The main point of why such forecasts do not work is related to the fact that little thought goes into how it will be pulled off. Unlike a new product or technological development, raw growth is the hardest to deliver unless the market wants it. Somehow, founders and entrepreneurs get something in their minds that they are in control of the marketplace. In reality, the success stories of garage-to-IPO tech companies occurred on the backs of a market that was wildly demanding the product being sold. If what a company is selling is not naturally flying off the shelves, creating a linear “we’re going to grow” forecast is a waste of time.
Very well the largest issue of such growth fantasies has to do with the mental and emotional distraction going on in the chief executive’s mind. Why would a leader of a company be compelled to make such inane forecasts and, much worse, put any faith in them? Behavior of this sort, absent a viable plan to execute it, is indicative of a host of leadership issues.

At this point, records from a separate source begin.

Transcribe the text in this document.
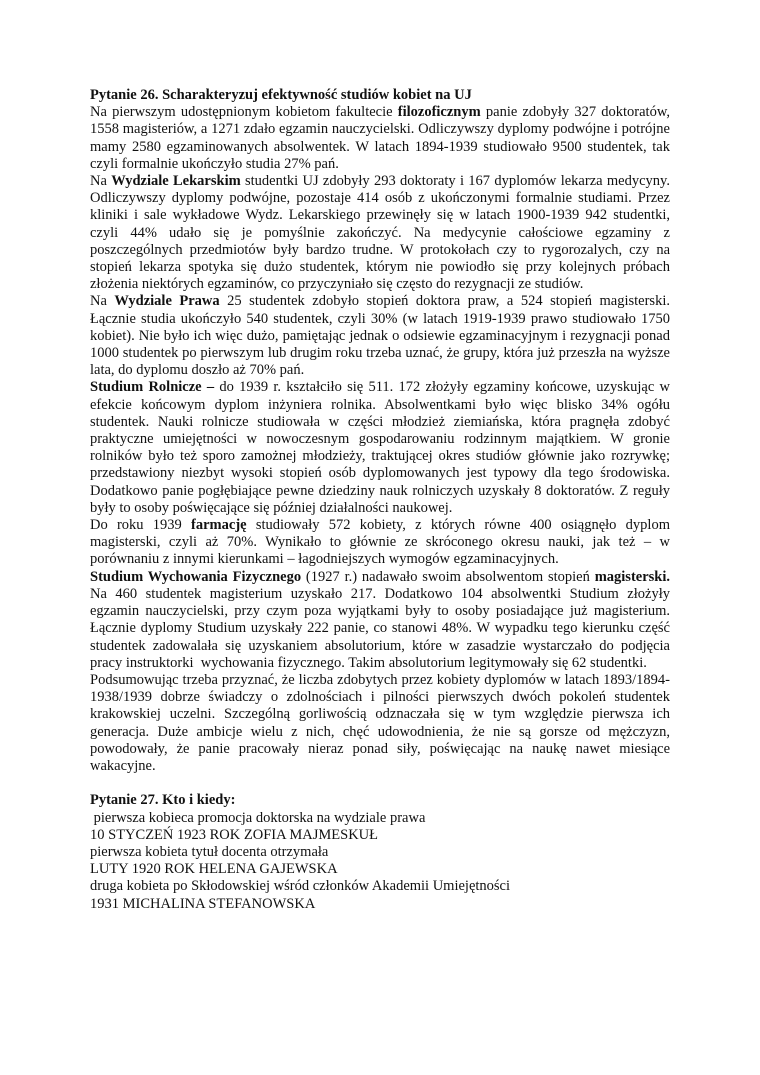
Pytanie 26. Scharakteryzuj efektywność studiów kobiet na UJ

Na pierwszym udostępnionym kobietom fakultecie filozoficznym panie zdobyły 327 doktoratów, 1558 magisteriów, a 1271 zdało egzamin nauczycielski. Odliczywszy dyplomy podwójne i potrójne mamy 2580 egzaminowanych absolwentek. W latach 1894-1939 studiowało 9500 studentek, tak czyli formalnie ukończyło studia 27% pań.

Na Wydziale Lekarskim studentki UJ zdobyły 293 doktoraty i 167 dyplomów lekarza medycyny. Odliczywszy dyplomy podwójne, pozostaje 414 osób z ukończonymi formalnie studiami. Przez kliniki i sale wykładowe Wydz. Lekarskiego przewinęły się w latach 1900-1939 942 studentki, czyli 44% udało się je pomyślnie zakończyć. Na medycynie całościowe egzaminy z poszczególnych przedmiotów były bardzo trudne. W protokołach czy to rygorozalych, czy na stopień lekarza spotyka się dużo studentek, którym nie powiodło się przy kolejnych próbach złożenia niektórych egzaminów, co przyczyniało się często do rezygnacji ze studiów.

Na Wydziale Prawa 25 studentek zdobyło stopień doktora praw, a 524 stopień magisterski. Łącznie studia ukończyło 540 studentek, czyli 30% (w latach 1919-1939 prawo studiowało 1750 kobiet). Nie było ich więc dużo, pamiętając jednak o odsiewie egzaminacyjnym i rezygnacji ponad 1000 studentek po pierwszym lub drugim roku trzeba uznać, że grupy, która już przeszła na wyższe lata, do dyplomu doszło aż 70% pań.

Studium Rolnicze – do 1939 r. kształciło się 511. 172 złożyły egzaminy końcowe, uzyskując w efekcie końcowym dyplom inżyniera rolnika. Absolwentkami było więc blisko 34% ogółu studentek. Nauki rolnicze studiowała w części młodzież ziemiańska, która pragnęła zdobyć praktyczne umiejętności w nowoczesnym gospodarowaniu rodzinnym majątkiem. W gronie rolników było też sporo zamożnej młodzieży, traktującej okres studiów głównie jako rozrywkę; przedstawiony niezbyt wysoki stopień osób dyplomowanych jest typowy dla tego środowiska. Dodatkowo panie pogłębiające pewne dziedziny nauk rolniczych uzyskały 8 doktoratów. Z reguły były to osoby poświęcające się później działalności naukowej.

Do roku 1939 farmację studiowały 572 kobiety, z których równe 400 osiągnęło dyplom magisterski, czyli aż 70%. Wynikało to głównie ze skróconego okresu nauki, jak też – w porównaniu z innymi kierunkami – łagodniejszych wymogów egzaminacyjnych.

Studium Wychowania Fizycznego (1927 r.) nadawało swoim absolwentom stopień magisterski. Na 460 studentek magisterium uzyskało 217. Dodatkowo 104 absolwentki Studium złożyły egzamin nauczycielski, przy czym poza wyjątkami były to osoby posiadające już magisterium. Łącznie dyplomy Studium uzyskały 222 panie, co stanowi 48%. W wypadku tego kierunku część studentek zadowalała się uzyskaniem absolutorium, które w zasadzie wystarczało do podjęcia pracy instruktorki  wychowania fizycznego. Takim absolutorium legitymowały się 62 studentki.

Podsumowując trzeba przyznać, że liczba zdobytych przez kobiety dyplomów w latach 1893/1894-1938/1939 dobrze świadczy o zdolnościach i pilności pierwszych dwóch pokoleń studentek krakowskiej uczelni. Szczególną gorliwością odznaczała się w tym względzie pierwsza ich generacja. Duże ambicje wielu z nich, chęć udowodnienia, że nie są gorsze od mężczyzn, powodowały, że panie pracowały nieraz ponad siły, poświęcając na naukę nawet miesiące wakacyjne.

Pytanie 27. Kto i kiedy:

pierwsza kobieca promocja doktorska na wydziale prawa

10 STYCZEŃ 1923 ROK ZOFIA MAJMESKUŁ

pierwsza kobieta tytuł docenta otrzymała

LUTY 1920 ROK HELENA GAJEWSKA

druga kobieta po Skłodowskiej wśród członków Akademii Umiejętności

1931 MICHALINA STEFANOWSKA
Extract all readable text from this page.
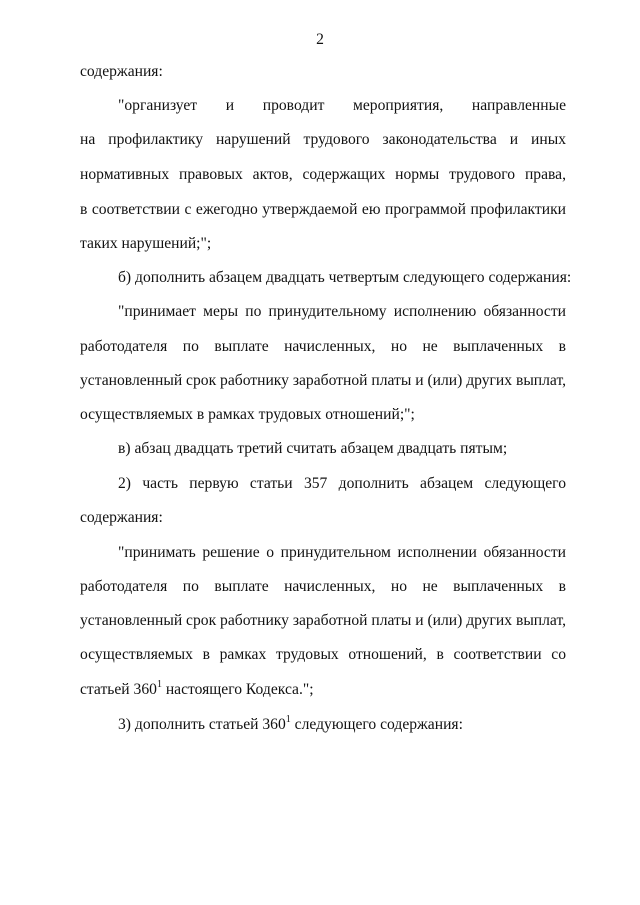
2
содержания:
"организует и проводит мероприятия, направленные
на профилактику нарушений трудового законодательства и иных
нормативных правовых актов, содержащих нормы трудового права,
в соответствии с ежегодно утверждаемой ею программой профилактики
таких нарушений;";
б) дополнить абзацем двадцать четвертым следующего содержания:
"принимает меры по принудительному исполнению обязанности
работодателя по выплате начисленных, но не выплаченных в
установленный срок работнику заработной платы и (или) других выплат,
осуществляемых в рамках трудовых отношений;";
в) абзац двадцать третий считать абзацем двадцать пятым;
2) часть первую статьи 357 дополнить абзацем следующего
содержания:
"принимать решение о принудительном исполнении обязанности
работодателя по выплате начисленных, но не выплаченных в
установленный срок работнику заработной платы и (или) других выплат,
осуществляемых в рамках трудовых отношений, в соответствии со
статьей $360^1$ настоящего Кодекса.";
3) дополнить статьей $360^1$ следующего содержания:
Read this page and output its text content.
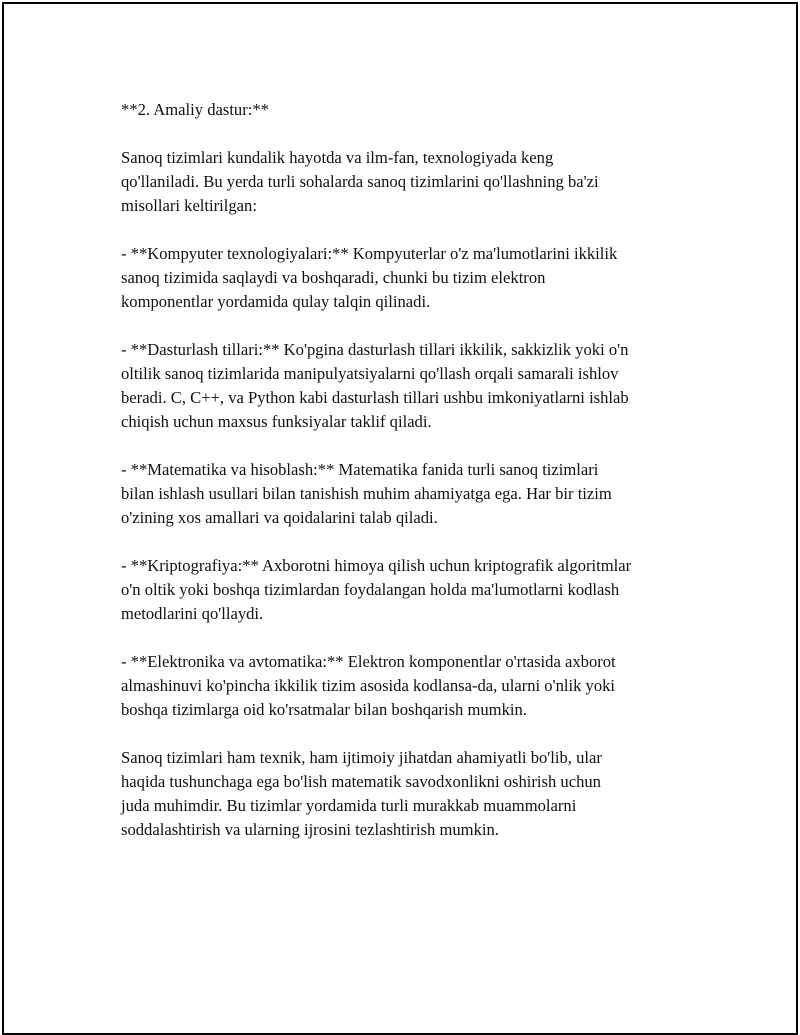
**2. Amaliy dastur:**

Sanoq tizimlari kundalik hayotda va ilm-fan, texnologiyada keng
qo'llaniladi. Bu yerda turli sohalarda sanoq tizimlarini qo'llashning ba'zi
misollari keltirilgan:

- **Kompyuter texnologiyalari:** Kompyuterlar o'z ma'lumotlarini ikkilik
sanoq tizimida saqlaydi va boshqaradi, chunki bu tizim elektron
komponentlar yordamida qulay talqin qilinadi.

- **Dasturlash tillari:** Ko'pgina dasturlash tillari ikkilik, sakkizlik yoki o'n
oltilik sanoq tizimlarida manipulyatsiyalarni qo'llash orqali samarali ishlov
beradi. C, C++, va Python kabi dasturlash tillari ushbu imkoniyatlarni ishlab
chiqish uchun maxsus funksiyalar taklif qiladi.

- **Matematika va hisoblash:** Matematika fanida turli sanoq tizimlari
bilan ishlash usullari bilan tanishish muhim ahamiyatga ega. Har bir tizim
o'zining xos amallari va qoidalarini talab qiladi.

- **Kriptografiya:** Axborotni himoya qilish uchun kriptografik algoritmlar
o'n oltik yoki boshqa tizimlardan foydalangan holda ma'lumotlarni kodlash
metodlarini qo'llaydi.

- **Elektronika va avtomatika:** Elektron komponentlar o'rtasida axborot
almashinuvi ko'pincha ikkilik tizim asosida kodlansa-da, ularni o'nlik yoki
boshqa tizimlarga oid ko'rsatmalar bilan boshqarish mumkin.

Sanoq tizimlari ham texnik, ham ijtimoiy jihatdan ahamiyatli bo'lib, ular
haqida tushunchaga ega bo'lish matematik savodxonlikni oshirish uchun
juda muhimdir. Bu tizimlar yordamida turli murakkab muammolarni
soddalashtirish va ularning ijrosini tezlashtirish mumkin.
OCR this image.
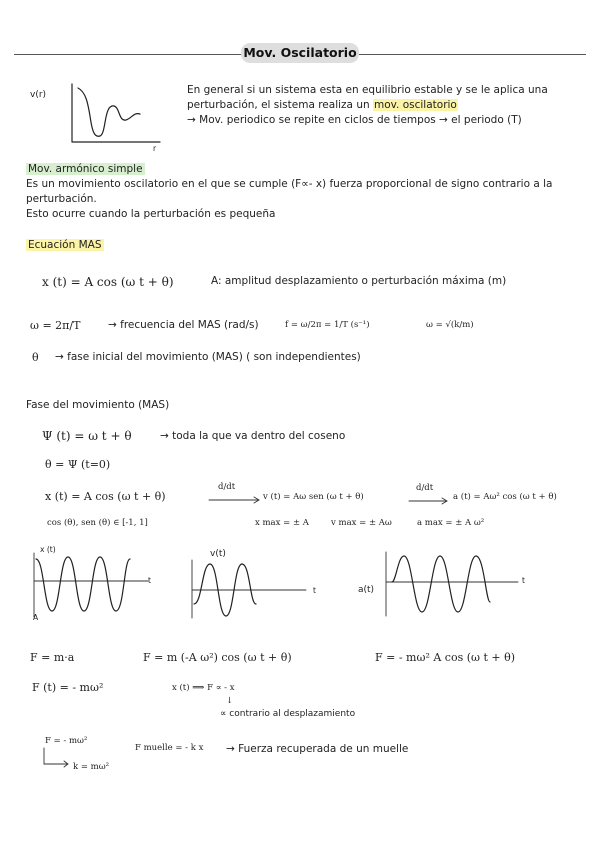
Mov. Oscilatorio
v(r)
r
En general si un sistema esta en equilibrio estable y se le aplica una
perturbación, el sistema realiza un mov. oscilatorio
→ Mov. periodico se repite en ciclos de tiempos → el periodo (T)
Mov. armónico simple
Es un movimiento oscilatorio en el que se cumple (F∝- x) fuerza proporcional de signo contrario a la
perturbación.
Esto ocurre cuando la perturbación es pequeña
Ecuación MAS
x (t) = A cos (ω t + θ)	A: amplitud desplazamiento o perturbación máxima (m)
ω = 2π/T	→ frecuencia del MAS (rad/s)	f = ω/2π = 1/T (s⁻¹)	ω = √(k/m)
θ → fase inicial del movimiento (MAS) ( son independientes)
Fase del movimiento (MAS)
Ψ (t) = ω t + θ	→ toda la que va dentro del coseno
θ = Ψ (t=0)
x (t) = A cos (ω t + θ)
d/dt
v (t) = Aω sen (ω t + θ)
d/dt
a (t) = Aω² cos (ω t + θ)
cos (θ), sen (θ) ∈ [-1, 1]	x max = ± A	v max = ± Aω	a max = ± A ω²
x (t)
t
A
v(t)
t	a(t)
t
F = m·a	F = m (-A ω²) cos (ω t + θ)	F = - mω² A cos (ω t + θ)
F (t) = - mω²	x (t) ⟹ F ∝ - x
↓
∝ contrario al desplazamiento
F = - mω²
k = mω²
F muelle = - k x → Fuerza recuperada de un muelle
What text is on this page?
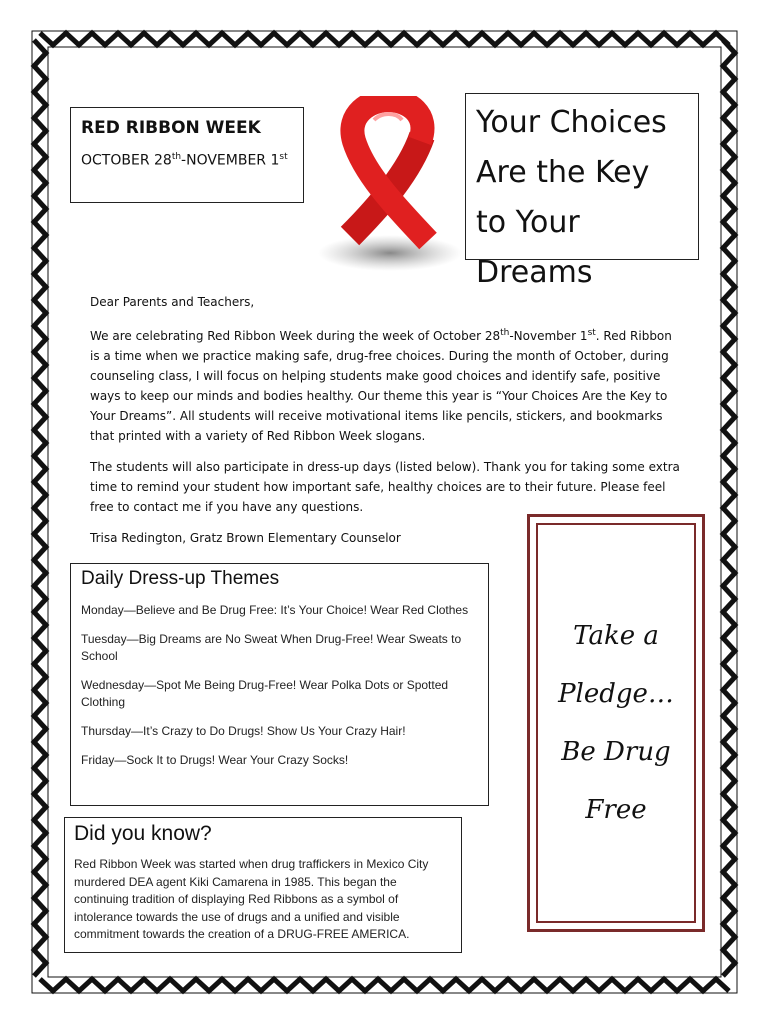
RED RIBBON WEEK
OCTOBER 28th-NOVEMBER 1st
Your Choices Are the Key to Your Dreams

Dear Parents and Teachers,

We are celebrating Red Ribbon Week during the week of October 28th-November 1st. Red Ribbon is a time when we practice making safe, drug-free choices. During the month of October, during counseling class, I will focus on helping students make good choices and identify safe, positive ways to keep our minds and bodies healthy. Our theme this year is “Your Choices Are the Key to Your Dreams”. All students will receive motivational items like pencils, stickers, and bookmarks that printed with a variety of Red Ribbon Week slogans.

The students will also participate in dress-up days (listed below). Thank you for taking some extra time to remind your student how important safe, healthy choices are to their future. Please feel free to contact me if you have any questions.

Trisa Redington, Gratz Brown Elementary Counselor

Daily Dress-up Themes
Monday—Believe and Be Drug Free: It’s Your Choice! Wear Red Clothes
Tuesday—Big Dreams are No Sweat When Drug-Free! Wear Sweats to School
Wednesday—Spot Me Being Drug-Free! Wear Polka Dots or Spotted Clothing
Thursday—It’s Crazy to Do Drugs! Show Us Your Crazy Hair!
Friday—Sock It to Drugs! Wear Your Crazy Socks!
Did you know?

Red Ribbon Week was started when drug traffickers in Mexico City murdered DEA agent Kiki Camarena in 1985. This began the continuing tradition of displaying Red Ribbons as a symbol of intolerance towards the use of drugs and a unified and visible commitment towards the creation of a DRUG-FREE AMERICA.

Take a Pledge…Be Drug Free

The first problem is that the leader prefers to operate in the future and in fantasy rather than the present. In my consulting practice, I have seen many instances where the problems of the present were so grievous that fantasies of growth were used as a coping mechanism. The second problem is that the leader is unable to deal with the present. Operations management and true revenue growth is a challenge requiring dedication, hard work, and expertise. For a CEO that prefers to avoid thinking about those vital building blocks, the indication is that he or she is an ineffective leader.
A matter of thoughtful concern is why so many business owners will exert so much effort to underachieve at an unattainable goal. IPOs and selling out for 9 figure sale prices are extremely rare – even more so without significant infusions of capital or debt. In other words, a founder rarely gets to keep all of such an exit anyway. So why do so many work so hard at something they probably will never attain?
I see a common behavior trend among these types. There is an almost mystical figure in their mind of a high-society businessperson making deals, jet setting, and placing capital on an ongoing basis. In the mystical fantasy, there is a life of ease, luxury, and power playing – and it appeals to something inside people of this sort that such a life is enviable and worth sacrificing decades to attempt to achieve.
What is ignored in these fantasies is a healthy dose of reality. The amount of “power players” in this role is very few. They are somewhat interdependent as rarely is a deal done with one person, in cash. Banks and investors are routinely involved. All the more so, why does a person have to stake their self-esteem on such a goal? Self-esteem is generated internally and is not dependent on external validation by others. Letting others dictate our self-esteem is akin to emotional enslavement and is unnatural. Founders and entrepreneurs that feed on this kind of negative validation undermine the success they already have and lead themselves down the all too common path of personal boom and bust financial cycles yearning for the unattainable. We would all do well to avoid such thinking.